Ok. Je me permets de lancer une hypothèse vachement irrévérencieuse : une fille jeune et intelligente ne se retrouve pas du jour au lendemain à se prostituer pour gagner sa vie si elle a vécu une  vie saine et équilibrée au départ. Allez-y, lancez-moi les premières pierres, je m’en fous. À l’adolescence, on ne se replie pas sur soi-même pour aucune raison, on ne devient pas “noir” (chez nous on dit dépressif) pour rien non plus. N’importe qui ayant vécu ou ayant eu un proche avec un début de vie tourmenté peut en témoigner.

Le fait que la plupart des médias qui relatent l’histoire de son décès esquivent la question à savoir pourquoi l’auteure était malheureuse au point vouloir s’enlever la vie me vexe sans bon sang. Et dans ce cas, il y a quelque chose de particulièrement gênant, du fait que l’oeuvre de Nelly Arcan relève de l’autofiction et que n’importe qui ayant lu “Putain” ou “Folle” peuvent se faire leur petite idée du pourquoi de la névrose du “personnage”. Allez à la bibliothèque et ouvrez ses livres, bordel.
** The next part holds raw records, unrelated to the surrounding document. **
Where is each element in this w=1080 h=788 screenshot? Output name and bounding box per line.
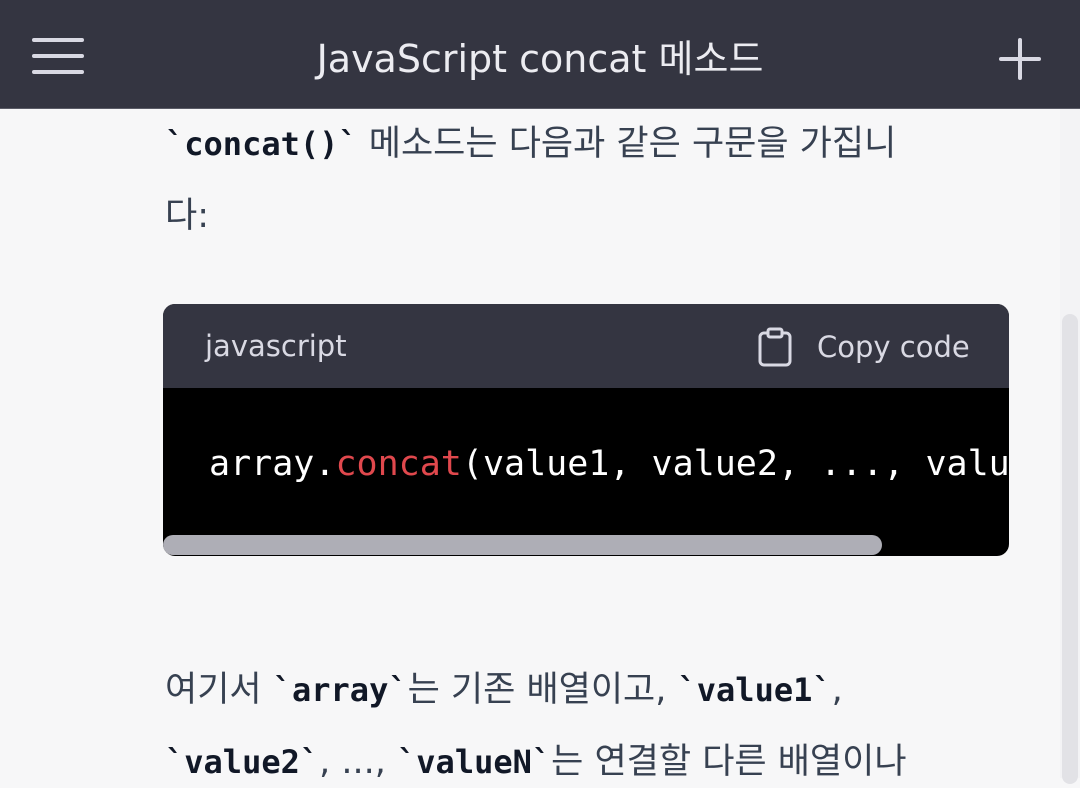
inline-code-valueN: `valueN` [397,743,552,781]
hamburger-menu-icon[interactable] [22,26,94,86]
new-chat-plus-icon[interactable] [990,30,1050,90]
paragraph-explanation-line2: `value2`, ..., `valueN`는 연결할 다른 배열이나 [165,736,1025,788]
paragraph-explanation: 여기서 `array`는 기존 배열이고, `value1`, [165,664,1025,716]
paragraph-text: 메소드는 다음과 같은 구문을 가집니 [357,124,897,164]
inline-code-value1: `value1` [677,671,832,709]
copy-code-label: Copy code [817,330,970,364]
code-block-header: javascript Copy code [163,304,1009,388]
inline-code-concat: `concat()` [165,125,358,163]
paragraph-text: , ..., [319,742,398,782]
inline-code-value2: `value2` [165,743,320,781]
paragraph-text: 는 연결할 다른 배열이나 [551,742,907,782]
horizontal-scrollbar-thumb[interactable] [163,535,882,555]
code-token-function: concat [335,444,462,484]
paragraph-syntax-intro: `concat()` 메소드는 다음과 같은 구문을 가집니 [165,118,1025,170]
code-token: array. [209,444,336,484]
code-line: array.concat(value1, value2, ..., valueN… [209,442,1009,486]
paragraph-syntax-intro-line2: 다: [165,196,209,236]
top-bar: JavaScript concat 메소드 [0,0,1080,109]
vertical-scrollbar-thumb[interactable] [1062,314,1078,784]
paragraph-text: 는 기존 배열이고, [407,670,678,710]
clipboard-icon [758,327,792,367]
code-token: (value1, value2, ..., valueN) [461,444,1009,484]
inline-code-array: `array` [272,671,408,709]
page-title: JavaScript concat 메소드 [316,37,764,81]
paragraph-text: 여기서 [165,670,273,710]
code-language-label: javascript [205,329,347,363]
copy-code-button[interactable]: Copy code [753,324,983,370]
code-block: javascript Copy code array.concat(value1… [163,304,1009,556]
paragraph-text: , [831,670,843,710]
Je ne suis pas de ces gens qui se satisfont de contempler le “mystère” du malheur des autres. Il y a toujours un rapport cause à effet dans l’histoire des gens qui expliquent, du moins en partie, leur état d’esprit présent. Je ne prétends pas savoir mieux qu’un autre la vérité qui entoure la disparition de l’auteure, mais reste que, un geste suicidaire est un moyen de mettre fin à des souffrances, souffrances qui forcément découlent de quelquechose.
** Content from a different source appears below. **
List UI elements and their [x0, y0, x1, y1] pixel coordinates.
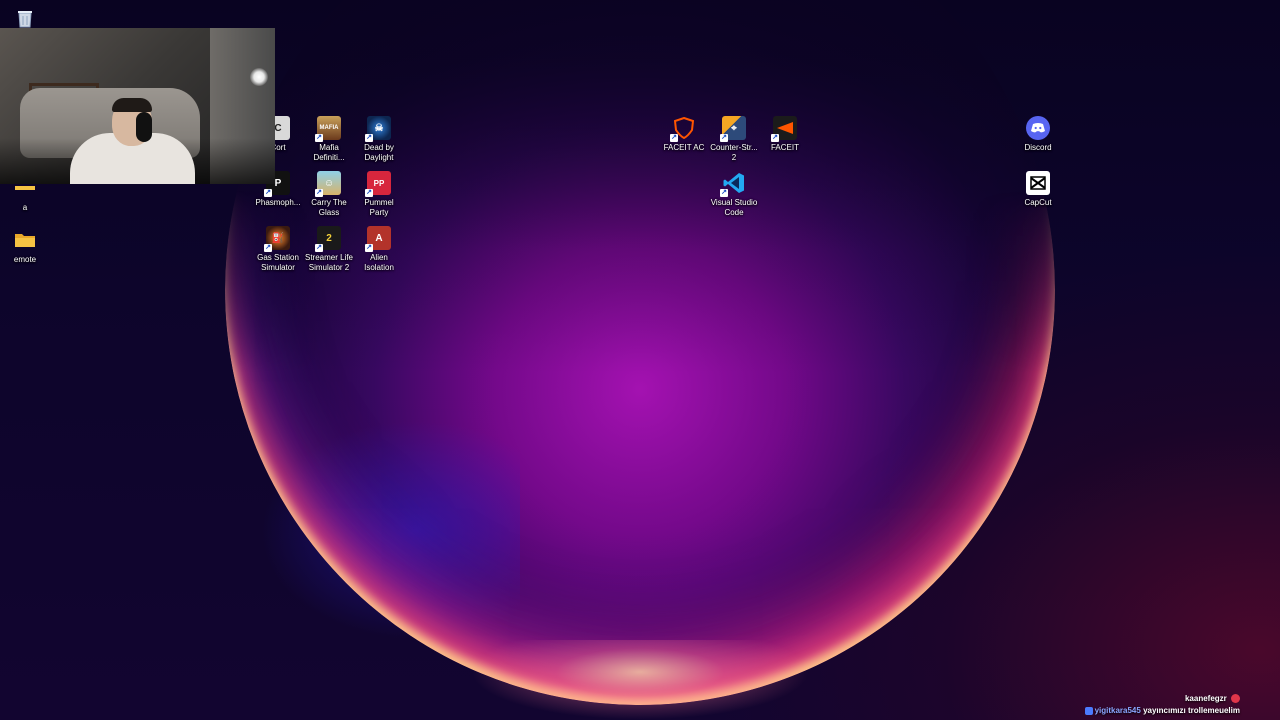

Alors, est-ce qu’on se rend service à traiter la mort d’une brillante auteure en racontant son histoire comme un simple téléroman, avec des personnages et de situations de fond, comme un divertissement comme un autre ? Je comprends bien qu’on épargne le pillage de l’univers intime d’une célébrité à sa mort à son entourage, mais dans le cas d’un auteure d’oeuvre d’autofiction, c’est, comme je l’avais déjà mentionné, un peu comme un secret de polichinelle, car il est assez difficile de faire semblant qu’il n’y a aucune trace du passé avec 4 romans déjà publiés.

Et tant qu’à moi, ça n’a rien à voir avec le simple fait que les médias se gardent bien de tomber dans une quelconque indécence en exposant des vies exposées au grand jour, comme on le fait si gratuitement chez la famille du David Fortin ou de la petite Cédrika Provencher. Tout ça pour me retrouver face à face avec une couverture médiatique d’une mort qui suinte un relent d’hypocrisie, comme trop souvent on le remarque dans le traitement médiatique des gens qui se suicident et qui mystérieusement, n’ont plus de passé, plus d’entourage, plus de secrets, plus d’histoire.

Et on passe au suivant, et on continue de se demander pourquoi les malheureux continuent à se suicider, sans vraiment chercher à savoir comment on peut les aider à s’accrocher à la vie malgré leur passé, leur histoire. On préfère croire qu’ils sont juste fous, ou “Folle”, comme Nelly Arcan.

Et c’est ça, au fond, qui m’écoeure, qui m’enrage.